Door de provincie wordt, in het kader van externe veiligheid, aangesloten op het landelijke beleid. De regelgeving omtrent externe veiligheid is geregeld in het Besluit Externe Veiligheid Inrichtingen (BEVI). Op 8 september 2004 is een ministeriële regeling in werking getreden waarin onder meer veiligheidsafstanden tot kwetsbare en beperkt kwetsbare objecten zijn aangegeven. Vervolgens is op 27 oktober 2004 het BEVI grotendeels inwerking getreden; het treedt namelijk gefaseerd in werking voor sanering van bestaande bedrijven. Het BEVI is per 13 februari 2009 gewijzigd. Het BEVI legt veiligheidsnormen op aan bedrijven die een risico vormen voor mensen buiten de inrichting. Het BEVI is opgesteld om de risico’s waaraan burgers in hun leefomgeving worden blootgesteld vanwege risicovolle bedrijven te beperken. Het besluit heeft tot doel zowel individuele als groepen burgers een minimaal (aanvaard) beschermingsniveau te bieden.
In augustus 2004 is voor het vervoer van gevaarlijke stoffen de circulaire RisicoNormering Vervoer Gevaarlijke Stoffen (RNVGS) gepubliceerd. In de circulaire RNVGS is het rijksbeleid over de afweging van veiligheidsbelangen die een rol spelen bij het vervoer van gevaarlijke stoffen in relatie tot de omgeving, verduidelijkt en geoperationaliseerd. In de circulaire is zoveel mogelijk aangesloten bij het BEVI. Bepaalde maatschappelijke activiteiten brengen risico’s op zware ongevallen, met mogelijk grote gevolgen voor de omgeving, met zich mee. Externe veiligheid richt zich op het beheersen van deze risico’s. Het gaat daarbij om onder meer de productie, opslag, transport en het gebruik van gevaarlijke stoffen. Dergelijke activiteiten leggen beperkingen op aan de omgeving. Door voldoende afstand te bewaren tussen risicovolle activiteiten en bijvoorbeeld woningen, kan worden voldaan aan de normen. Aan de andere kant is de ruimte schaars. Het rijksbeleid is erop gericht de schaarse ruimte zo efficiënt mogelijk te benutten. Het ruimtelijk beleid en het externe veiligheidsbeleid moeten dus goed worden afgestemd.

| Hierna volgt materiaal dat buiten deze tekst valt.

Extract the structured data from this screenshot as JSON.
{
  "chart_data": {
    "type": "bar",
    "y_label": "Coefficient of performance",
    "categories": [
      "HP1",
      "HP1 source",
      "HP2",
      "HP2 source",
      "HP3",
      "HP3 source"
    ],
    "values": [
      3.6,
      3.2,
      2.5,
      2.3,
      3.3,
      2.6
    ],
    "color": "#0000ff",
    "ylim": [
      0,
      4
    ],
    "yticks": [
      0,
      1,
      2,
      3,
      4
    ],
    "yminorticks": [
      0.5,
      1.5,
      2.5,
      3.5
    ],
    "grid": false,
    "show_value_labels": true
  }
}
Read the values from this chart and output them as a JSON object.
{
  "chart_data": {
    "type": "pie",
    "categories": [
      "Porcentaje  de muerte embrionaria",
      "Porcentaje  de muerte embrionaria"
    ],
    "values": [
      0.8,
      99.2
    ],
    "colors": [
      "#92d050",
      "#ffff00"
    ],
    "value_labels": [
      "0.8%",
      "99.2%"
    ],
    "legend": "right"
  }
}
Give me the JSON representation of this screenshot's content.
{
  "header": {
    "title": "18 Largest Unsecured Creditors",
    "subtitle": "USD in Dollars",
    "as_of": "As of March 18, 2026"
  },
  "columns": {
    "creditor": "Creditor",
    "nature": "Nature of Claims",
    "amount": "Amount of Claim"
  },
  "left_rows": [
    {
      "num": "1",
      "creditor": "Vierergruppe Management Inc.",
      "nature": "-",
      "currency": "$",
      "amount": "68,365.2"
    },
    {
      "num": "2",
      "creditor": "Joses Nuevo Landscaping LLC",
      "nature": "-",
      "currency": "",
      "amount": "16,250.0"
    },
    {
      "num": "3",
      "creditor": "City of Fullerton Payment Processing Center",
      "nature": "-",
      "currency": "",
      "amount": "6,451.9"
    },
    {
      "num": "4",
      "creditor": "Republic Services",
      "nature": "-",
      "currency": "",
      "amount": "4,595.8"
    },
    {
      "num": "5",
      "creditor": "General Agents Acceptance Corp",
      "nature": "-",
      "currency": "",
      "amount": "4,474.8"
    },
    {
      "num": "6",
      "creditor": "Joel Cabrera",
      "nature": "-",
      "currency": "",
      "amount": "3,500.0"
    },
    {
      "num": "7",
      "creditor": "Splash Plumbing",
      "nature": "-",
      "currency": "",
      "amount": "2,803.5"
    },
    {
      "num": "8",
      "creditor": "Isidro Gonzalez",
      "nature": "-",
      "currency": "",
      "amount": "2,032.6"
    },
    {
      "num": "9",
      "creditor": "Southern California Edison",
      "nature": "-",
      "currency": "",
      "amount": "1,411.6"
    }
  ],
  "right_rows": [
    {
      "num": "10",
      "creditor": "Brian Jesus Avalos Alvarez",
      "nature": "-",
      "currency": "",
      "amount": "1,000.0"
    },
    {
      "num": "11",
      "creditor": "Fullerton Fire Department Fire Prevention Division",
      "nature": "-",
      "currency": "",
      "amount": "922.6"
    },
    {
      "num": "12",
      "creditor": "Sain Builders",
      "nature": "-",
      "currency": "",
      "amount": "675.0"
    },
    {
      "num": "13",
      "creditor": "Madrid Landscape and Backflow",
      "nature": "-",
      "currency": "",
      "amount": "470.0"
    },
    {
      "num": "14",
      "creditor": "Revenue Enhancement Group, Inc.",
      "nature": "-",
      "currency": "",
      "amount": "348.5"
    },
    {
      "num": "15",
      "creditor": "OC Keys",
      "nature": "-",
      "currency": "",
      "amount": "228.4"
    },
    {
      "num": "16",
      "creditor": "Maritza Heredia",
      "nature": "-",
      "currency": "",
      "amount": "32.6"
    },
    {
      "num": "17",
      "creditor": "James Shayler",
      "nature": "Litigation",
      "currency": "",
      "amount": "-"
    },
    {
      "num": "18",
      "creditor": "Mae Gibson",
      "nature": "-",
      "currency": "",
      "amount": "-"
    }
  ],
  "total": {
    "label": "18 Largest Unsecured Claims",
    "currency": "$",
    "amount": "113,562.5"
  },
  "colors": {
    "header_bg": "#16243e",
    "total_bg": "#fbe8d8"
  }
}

De wetgeving rond externe veiligheid richt zich op het beschermen van kwetsbare en beperkt kwetsbare objecten (artikel 1 van het besluit). Kwetsbaar zijn onder meer woningen, onderwijs- en gezondheidsinstellingen en kinderopvang- en dagverblijven. Beperkt kwetsbaar zijn onder meer kantoren, winkels, horeca en parkeerterreinen. Naast het onderscheid in kwetsbaar en beperkt kwetsbaar wordt er ook onderscheid gemaakt tussen plaatsgebonden risico en groepsrisico. Het plaatsgebonden risico wordt uitgedrukt in een contour van 10-6 als grenswaarde. Het realiseren van kwetsbare objecten binnen deze contour is niet toegestaan. Bij groepsrisico is het ook niet een contour die bepalend is, maar het aantal mensen dat zich gedurende een bepaalde periode binnen de effectafstand van een risicovolle activiteit ophoudt.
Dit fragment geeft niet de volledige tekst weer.